I don’t think this picture shows the true excitement that Cecilia felt this year.  We joined some friends for trick or treating and dinner, and it was a ton of fun to watch a group of toddlers experience Halloween for the first time.  Cecilia got quite the loot, and she was so enthralled with the process that she didn’t even ask to eat any of the candy.  I’m so proud of my big girl.

I’m also pretty proud of myself because I made her costume this year and completed a task on my to do list:

89. Sew my daughter’s Halloween costume

I asked Cecilia several times over the past month what she wanted to be for Halloween, and she always said, “A kitty,” and never changed her mind.  She’s had a couple opportunities to wear her costume, and since it’s basically a shirt and pants, she can wear it long after Halloween.  (There are more pictures in the flickr sidebar.)

Off topic - I’ve decided to turn off comments on posts.  I’ve been inundated with spam comments, and since I’m not posting as often as I once did, I’m turning them off.  I debated taking the site down completely, but Chris suggested I just turn off the comments.  If I start posting regularly again, I’ll consider turning them on again.

Learning Every Day

As I stated previous, Cecilia is very TWO, and the last few months have been challenging.  It seems like every minute she’s trying to explore her world and test boundaries.  It occurred to me the other day that this is when the real parenting begins.  I’m not saying that parents of infants aren’t real parents, but rather, they aren’t quite “parenting”.  With babies, the main goal is to keep them alive and thriving - take care of their needs by nurturing their bodies.  But when they become toddlers, especially older toddlers, you have to start nurturing their souls, and that’s when it gets really hard (at least in my opinion).  Mending a little body is much easier than mending a little soul.

I’ve found this responsibility to be overwhelming at times.  It’s very tricky to find the right balance of discipline and openness that creates both a structured and empowering environment.  How do you control and correct a two year old’s behavior without risking harm to their fiery spirit?  How do you build their self-confidence while teaching them to value others?    How do create an environment that is loving and open while still maintaining individuality and space?  It’s all so new and different from the baby years.  Yes, those were hard, especially when I couldn’t figure out why my small child was crying, but I think these years are harder and more long lasting.  At least I’ve finally shaken that “new parent anxiety”.

One thing I’ve been trying to do is assign Cecilia tasks without making them commands.  (The commands weren’t working!)  So instead of saying, “Find your shoes,” I’ll say, “Will you help me get ready? What shoes do you want to wear?”  Cecilia loves to be part of whatever I’m doing, and she loves choices.  Does it always work? Nope.  Does it usually work? Nope.  But even if it has the same results as just saying “Find your shoes,”  it still fosters a more independent and loving environment, and it’s just as easy to say.

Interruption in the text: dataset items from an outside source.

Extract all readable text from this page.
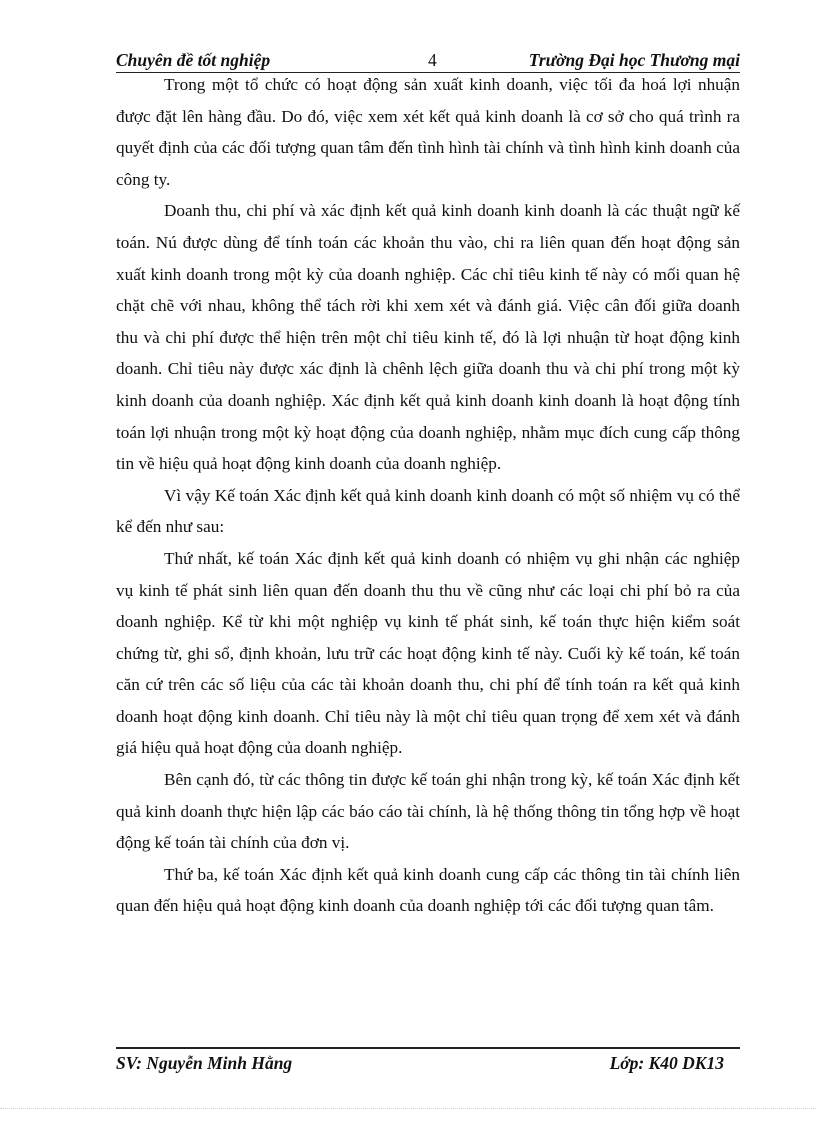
Chuyên đề tốt nghiệp	4	Trường Đại học Thương mại

Trong một tổ chức có hoạt động sản xuất kinh doanh, việc tối đa hoá lợi nhuận được đặt lên hàng đầu. Do đó, việc xem xét kết quả kinh doanh là cơ sở cho quá trình ra quyết định của các đối tượng quan tâm đến tình hình tài chính và tình hình kinh doanh của công ty.

Doanh thu, chi phí và xác định kết quả kinh doanh kinh doanh là các thuật ngữ kế toán. Nú được dùng để tính toán các khoản thu vào, chi ra liên quan đến hoạt động sản xuất kinh doanh trong một kỳ của doanh nghiệp. Các chỉ tiêu kinh tế này có mối quan hệ chặt chẽ với nhau, không thể tách rời khi xem xét và đánh giá. Việc cân đối giữa doanh thu và chi phí được thể hiện trên một chỉ tiêu kinh tế, đó là lợi nhuận từ hoạt động kinh doanh. Chỉ tiêu này được xác định là chênh lệch giữa doanh thu và chi phí trong một kỳ kinh doanh của doanh nghiệp. Xác định kết quả kinh doanh kinh doanh là hoạt động tính toán lợi nhuận trong một kỳ hoạt động của doanh nghiệp, nhằm mục đích cung cấp thông tin về hiệu quả hoạt động kinh doanh của doanh nghiệp.

Vì vậy Kế toán Xác định kết quả kinh doanh kinh doanh có một số nhiệm vụ có thể kể đến như sau:

Thứ nhất, kế toán Xác định kết quả kinh doanh có nhiệm vụ ghi nhận các nghiệp vụ kinh tế phát sinh liên quan đến doanh thu thu về cũng như các loại chi phí bỏ ra của doanh nghiệp. Kể từ khi một nghiệp vụ kinh tế phát sinh, kế toán thực hiện kiểm soát chứng từ, ghi sổ, định khoản, lưu trữ các hoạt động kinh tế này. Cuối kỳ kế toán, kế toán căn cứ trên các số liệu của các tài khoản doanh thu, chi phí để tính toán ra kết quả kinh doanh hoạt động kinh doanh. Chỉ tiêu này là một chỉ tiêu quan trọng để xem xét và đánh giá hiệu quả hoạt động của doanh nghiệp.

Bên cạnh đó, từ các thông tin được kế toán ghi nhận trong kỳ, kế toán Xác định kết quả kinh doanh thực hiện lập các báo cáo tài chính, là hệ thống thông tin tổng hợp về hoạt động kế toán tài chính của đơn vị.

Thứ ba, kế toán Xác định kết quả kinh doanh cung cấp các thông tin tài chính liên quan đến hiệu quả hoạt động kinh doanh của doanh nghiệp tới các đối tượng quan tâm.

SV: Nguyễn Minh Hằng	Lớp: K40 DK13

We’ve tried giving Cecilia some independence when it comes to her clothing.  Some days we let her choose between two options, but if we have more time (a lot more time), we let her have mostly free reign on her wardrobe (no jammies to school, which gets requested often).  Today Cecilia asked to wear her Wiggles shirt from the Wiggles concert that she saw with her grandparents.  I’ll be honest, it’s not my favorite shirt.  It’s a bit androgynous, and I like to put my cute girl in cute girly clothing.  But, eh, it’s just a shirt.  When it was nearly time to leave for school, I asked her to go find some socks while I put on my shoes.  She was gone for quite a while so I figured she got distracted, but when I found her, she was sitting in front of her sock draw and exclaimed “I got socks!”  Well, almost, kiddo.  She actually put on leg warmers.  You know what? I let her wear them.  It won’t hurt sending her to school with leg warmers over her pants and taking them off might hurt her self-esteem.  I did, however, put some socks on her too.